Buteo (Accipitridés)
- 1 espèce -

1. Distribution aux îles Galapagos
2. Mode de vie et Adaptation sur l'archipel
3.  Espèces endémiques
4. Prédateurs
5.  Statut et effectifs sur l'archipel du faucon des Galapagos
 

Buteo galapagoensisBuse, ou faucon des Galápagos
(moins de 60 cm, env moins de 140 cm, moins de 1,3 kg)


 

Le Faucon des Galápagos est strictement endémique de l’archipel, mais sa distribution est aujourd’hui réduite et fragmentée. Il est présent sur plusieurs îles principales comme Fernandina, Isabela, Santiago, Pinta, Pinzón, Marchena, Genovesa, Darwin et Wolf. Il a disparu des îles les plus habitées comme Santa Cruz, San Cristóbal et Floreana, principalement à cause de la persécution humaine historique et de la présence de prédateurs introduits. Il occupe surtout les zones arides, les zones semi‑arides, les falaises volcaniques, les zones de lave, les zones de transition et parfois les hautes terres selon les îles. Sa distribution actuelle reflète un recul important par rapport à son aire originelle.

Le Faucon des Galápagos est un rapace diurne, opportuniste, territorial et hautement social. Il vit souvent en groupes familiaux coopératifs, où plusieurs mâles peuvent aider un seul couple reproducteur, un comportement rare chez les rapaces. Son régime alimentaire est très varié : lézards Microlophus, serpents Pseudalsophis, oiseaux, œufs, crustacés, insectes, charognes et parfois jeunes iguanes marins. Il est parfaitement adapté aux environnements volcaniques : excellente vision, vol agile dans les vents côtiers, capacité à exploiter des proies rares ou dispersées. Sa reproduction est lente, avec un seul nid par an, souvent construit sur des falaises ou des arbres isolés. Sa longévité et sa stratégie reproductive coopérative compensent la faible productivité annuelle.

Le Faucon des Galápagos est une espèce unique, Buteo galapagoensis, strictement endémique de l’archipel. Il n’existe aucune sous‑espèce officiellement reconnue, mais des différences génétiques et comportementales existent entre les populations insulaires, reflétant une spéciation insulaire en cours. Les populations des îles du nord (Darwin, Wolf) sont particulièrement distinctes.

Les adultes n’ont aucun prédateur naturel, ce qui explique leur comportement confiant et leur faible crainte des humains. Les œufs et les jeunes peuvent être vulnérables aux serpents endémiques (Pseudalsophis), aux mouettes, aux frégates et aux hérons. Les prédateurs introduits représentent la menace la plus grave : les rats, chats et chiens peuvent détruire les nids ou tuer les jeunes. L’espèce est également sensible aux perturbations humaines, à la perte d’habitat, et à la compétition indirecte avec les espèces introduites.

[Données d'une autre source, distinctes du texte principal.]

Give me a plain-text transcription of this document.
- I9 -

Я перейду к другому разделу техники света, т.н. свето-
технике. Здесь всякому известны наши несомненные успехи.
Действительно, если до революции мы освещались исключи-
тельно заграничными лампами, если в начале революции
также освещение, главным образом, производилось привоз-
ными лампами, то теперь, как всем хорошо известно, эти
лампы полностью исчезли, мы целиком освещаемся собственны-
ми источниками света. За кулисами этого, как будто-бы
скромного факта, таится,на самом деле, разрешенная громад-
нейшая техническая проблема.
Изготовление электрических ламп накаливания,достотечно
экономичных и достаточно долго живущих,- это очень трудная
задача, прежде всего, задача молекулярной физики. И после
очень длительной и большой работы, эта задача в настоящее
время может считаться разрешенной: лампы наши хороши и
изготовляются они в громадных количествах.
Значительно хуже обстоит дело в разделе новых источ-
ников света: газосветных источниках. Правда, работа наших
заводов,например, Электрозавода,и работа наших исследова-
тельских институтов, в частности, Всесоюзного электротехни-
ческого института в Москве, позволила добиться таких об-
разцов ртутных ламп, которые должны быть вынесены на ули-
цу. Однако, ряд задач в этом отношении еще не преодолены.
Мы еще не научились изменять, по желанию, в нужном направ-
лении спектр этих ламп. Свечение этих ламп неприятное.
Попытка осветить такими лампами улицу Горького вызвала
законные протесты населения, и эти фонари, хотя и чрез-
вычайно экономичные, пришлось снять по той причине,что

Le Faucon des Galápagos est classé Vulnérable par l’UICN. Les effectifs totaux sont estimés à entre 300 et 800 individus, répartis en petites populations isolées selon les îles. Certaines îles comme Fernandina et Isabela abritent les populations les plus importantes, tandis que d’autres n’en comptent que quelques dizaines. Les principales menaces sont les prédateurs introduits, la faible diversité génétique, la fragmentation des populations, la pression touristique dans certaines zones, et les événements climatiques extrêmes. Malgré cela, l’espèce reste relativement stable dans les zones les plus isolées, grâce à la protection stricte du Parc National des Galápagos.

 

Oiseaux marins (endémiques) des îles Galapagos

Phoebastria (Diomédéidés)
- 1 espèce -

1. Distribution aux îles Galapagos
2. Mode de vie et Adaptation sur l'archipel
3.  Espèces endémiques
4. Prédateurs
5.  Statut et effectifs sur l'archipel de
 l'albatros des Galapagos

 

 Ph. irrorata Albatros des Galapagos

L’Albatros des Galápagos se reproduit quasiment exclusivement sur l’île Española, dans la zone de Punta Suárez et les plateaux rocheux adjacents. C’est la seule espèce d’albatros à nicher en zone tropicale. Une très petite population niche également sur l’île de La Plata (Équateur continental), mais l’archipel des Galápagos reste son centre de reproduction essentiel. En dehors de la saison de nidification, l’espèce migre vers les eaux froides du courant de Humboldt, principalement au large du Pérou et de l’Équateur, où elle passe la majeure partie de l’année en mer.

L’Albatros des Galápagos est un oiseau pélagique, passant presque toute sa vie en mer. Il se nourrit de poissons, calmars, crustacés et parfois de charognes ou de proies récupérées auprès d’autres oiseaux. Son adaptation la plus remarquable est son vol plané dynamique, utilisant les vents marins pour parcourir des centaines de kilomètres avec un minimum d’effort. Il possède un bec puissant muni de bords tranchants, adapté à la capture de proies glissantes. Sur terre, il a besoin de zones dégagées pour décoller, ce qui explique la sélection de plateaux rocheux ouverts sur Española. Les parades nuptiales sont très élaborées, comprenant claquements de bec, mouvements synchronisés et vocalisations complexes. La reproduction est lente : un seul œuf par an, une longue incubation et un poussin dépendant pendant plusieurs mois, ce qui rend l’espèce très vulnérable aux perturbations.

L’Albatros des Galápagos est une espèce unique, Phoebastria irrorata, strictement endémique de la région équatoriale du Pacifique oriental. Aucune sous‑espèce n’est reconnue. C’est l’un des rares albatros tropicaux et le seul à dépendre entièrement des Galápagos pour sa reproduction.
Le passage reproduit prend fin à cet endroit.